YOU’RE HAVING A PERFECTLY natural conversation with someone — you laugh easily, swap stories and are making an obvious connection. Sometimes it’s even as if you’ve known each other your whole lives. Then the lights come on, the cameras start rolling, and…action! Everything changes. You ask something simple: “Start with your name.” They freeze up. “My…umm…my name?”

For anyone who’s tried stepping in front of the camera for an interview, you may have experienced how intimidating it can be to not only be the center of attention, but to be under the heat of lights with a mechanical eye “judging” and recording your every word and gesture to be captured permanently, out of your hands and perhaps beyond your lifetime. Interviews transcend generations, living permanently in the reality of the time, capturing an individual in a moment — ideologies, wisdom, flaws and all. It’s no wonder something so personal and momentous brings on the nerves.

With all this in mind, there are some things you can control that will make it easier for your subject to share their story.

1. Know your environment.

In an interview, the audio component is arguably more important than the video. Before setting up, take a moment to close your eyes and listen to the interview environment. What do you hear? A refrigerator hum, fans whirring, someone in the next room microwaving a burrito perhaps. Eliminate the noises that are distracting and accentuate the ones that help to tell your story.

2. Stand directly above and behind the camera.

Have you ever heard this trick in public speaking? “If you’re nervous, try looking at your audiences’ foreheads rather than meeting their eyes.” This trick works with video interviews as well. Have the interviewee ignore the cameras and speak directly to you (as you stand eye level right behind the camera). It will look as if they’re looking directly into the lens and will lead to a much more captivating, direct interview. Footage in which the subject appears nervous or distracted (looking off to the side and fidgeting) is a nightmare for your editor.

3. Remove distractions.

This may seem like an obvious one, but is commonly overlooked. From the small items around a person, down to the chair they are sitting in, simplifying the environment will lead to a more focused interview. Start with a comfortable stationary chair to avoid constant swiveling and bouncing. Then remove any smaller distractions; especially those that create unwanted noise. There’s nothing worse than watching an interview and hearing the steady “click, click, click” of a pen. Thinking about this ahead of time is sure to avoid headaches in the long run.
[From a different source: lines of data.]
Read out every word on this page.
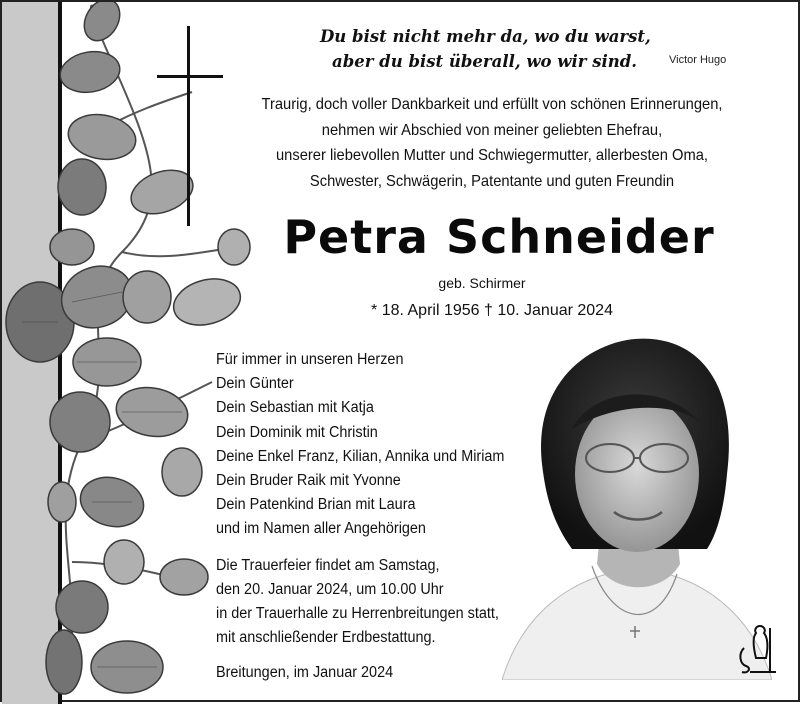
Du bist nicht mehr da, wo du warst,
aber du bist überall, wo wir sind.	Victor Hugo
Traurig, doch voller Dankbarkeit und erfüllt von schönen Erinnerungen,
nehmen wir Abschied von meiner geliebten Ehefrau,
unserer liebevollen Mutter und Schwiegermutter, allerbesten Oma,
Schwester, Schwägerin, Patentante und guten Freundin
Petra Schneider
geb. Schirmer
* 18. April 1956 † 10. Januar 2024
Für immer in unseren Herzen
Dein Günter
Dein Sebastian mit Katja
Dein Dominik mit Christin
Deine Enkel Franz, Kilian, Annika und Miriam
Dein Bruder Raik mit Yvonne
Dein Patenkind Brian mit Laura
und im Namen aller Angehörigen
Die Trauerfeier findet am Samstag,
den 20. Januar 2024, um 10.00 Uhr
in der Trauerhalle zu Herrenbreitungen statt,
mit anschließender Erdbestattung.
Breitungen, im Januar 2024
The above video is a good example in which I used some of the above techniques to make the subject feel more comfortable. I stood directly behind the camera, and also turned off the gas fireplace to reduce the hissing noise, even though it would have looked great being on. The audio was more important to me.
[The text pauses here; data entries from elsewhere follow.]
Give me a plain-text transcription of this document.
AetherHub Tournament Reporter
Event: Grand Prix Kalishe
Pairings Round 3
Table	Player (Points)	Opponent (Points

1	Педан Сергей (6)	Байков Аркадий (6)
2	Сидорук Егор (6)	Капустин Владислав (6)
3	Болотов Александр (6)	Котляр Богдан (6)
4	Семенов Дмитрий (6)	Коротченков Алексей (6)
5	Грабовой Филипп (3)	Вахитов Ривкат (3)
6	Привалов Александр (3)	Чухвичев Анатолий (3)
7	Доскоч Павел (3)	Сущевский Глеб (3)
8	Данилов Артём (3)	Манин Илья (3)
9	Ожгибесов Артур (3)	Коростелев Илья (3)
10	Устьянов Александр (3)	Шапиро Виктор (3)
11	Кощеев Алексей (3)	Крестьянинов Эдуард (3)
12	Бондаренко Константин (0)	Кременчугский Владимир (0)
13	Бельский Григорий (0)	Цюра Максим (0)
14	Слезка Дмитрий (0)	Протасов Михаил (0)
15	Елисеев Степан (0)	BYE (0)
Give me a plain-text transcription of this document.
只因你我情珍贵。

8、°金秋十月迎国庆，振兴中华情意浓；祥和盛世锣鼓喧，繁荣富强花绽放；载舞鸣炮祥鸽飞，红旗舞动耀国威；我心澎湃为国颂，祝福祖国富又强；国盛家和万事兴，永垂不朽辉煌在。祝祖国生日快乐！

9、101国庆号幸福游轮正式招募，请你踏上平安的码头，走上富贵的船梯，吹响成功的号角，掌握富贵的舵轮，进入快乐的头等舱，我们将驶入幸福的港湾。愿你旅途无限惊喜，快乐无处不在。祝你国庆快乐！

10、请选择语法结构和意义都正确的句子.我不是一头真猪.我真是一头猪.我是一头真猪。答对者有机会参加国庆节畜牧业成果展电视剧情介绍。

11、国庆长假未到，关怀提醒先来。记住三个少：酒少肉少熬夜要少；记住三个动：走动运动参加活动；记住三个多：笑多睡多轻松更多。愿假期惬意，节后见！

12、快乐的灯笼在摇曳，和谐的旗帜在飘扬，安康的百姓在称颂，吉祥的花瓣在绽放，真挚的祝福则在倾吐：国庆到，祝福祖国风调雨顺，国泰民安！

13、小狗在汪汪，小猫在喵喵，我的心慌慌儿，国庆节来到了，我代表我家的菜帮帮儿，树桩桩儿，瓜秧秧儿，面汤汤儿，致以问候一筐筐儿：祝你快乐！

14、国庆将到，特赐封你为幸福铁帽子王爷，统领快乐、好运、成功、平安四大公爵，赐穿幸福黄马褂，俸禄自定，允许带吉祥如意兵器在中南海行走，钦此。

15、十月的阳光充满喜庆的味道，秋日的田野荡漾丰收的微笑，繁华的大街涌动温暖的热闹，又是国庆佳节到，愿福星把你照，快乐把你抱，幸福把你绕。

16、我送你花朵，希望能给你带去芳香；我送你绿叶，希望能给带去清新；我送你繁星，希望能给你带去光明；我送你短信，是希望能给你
4. Know your interviewee and know the subject.

Some people are well-practiced in front of a camera. They may even have prepared what they want to say. This isn’t their first rodeo and they have an agenda to accomplish. Let them take charge and encourage them to delve into certain topics for a well-rounded interview. Other folks may need a little prompting or interpersonal connection to feel as though they’re talking with you, a real human being rather than the hundreds of people who will see this video down the line.

5. Lose the script.

In your preparation for the interview, you may have a list of questions that you want answered. Rather than letting your list control the conversation, allow your subject to talk around topics, speaking to what they’re most passionate about and encouraging further discussion. Changing the subject suddenly with “the next question on the list…” leads to short, insincere answers. Have a flowing, natural conversation.

6. If they’re obviously nervous, turn off the cameras.

Turn off my camera?! But what if I miss some “gold”? Nothing good comes from a nervous subject. You will often notice as soon as you turn the camera off that the conversation flows naturally and that their expertise and passion shine through instantly. Make your interview a conversation and when they least notice it, turn the camera back on and keep the conversation flowing. If gold happens, at least your audio will be running.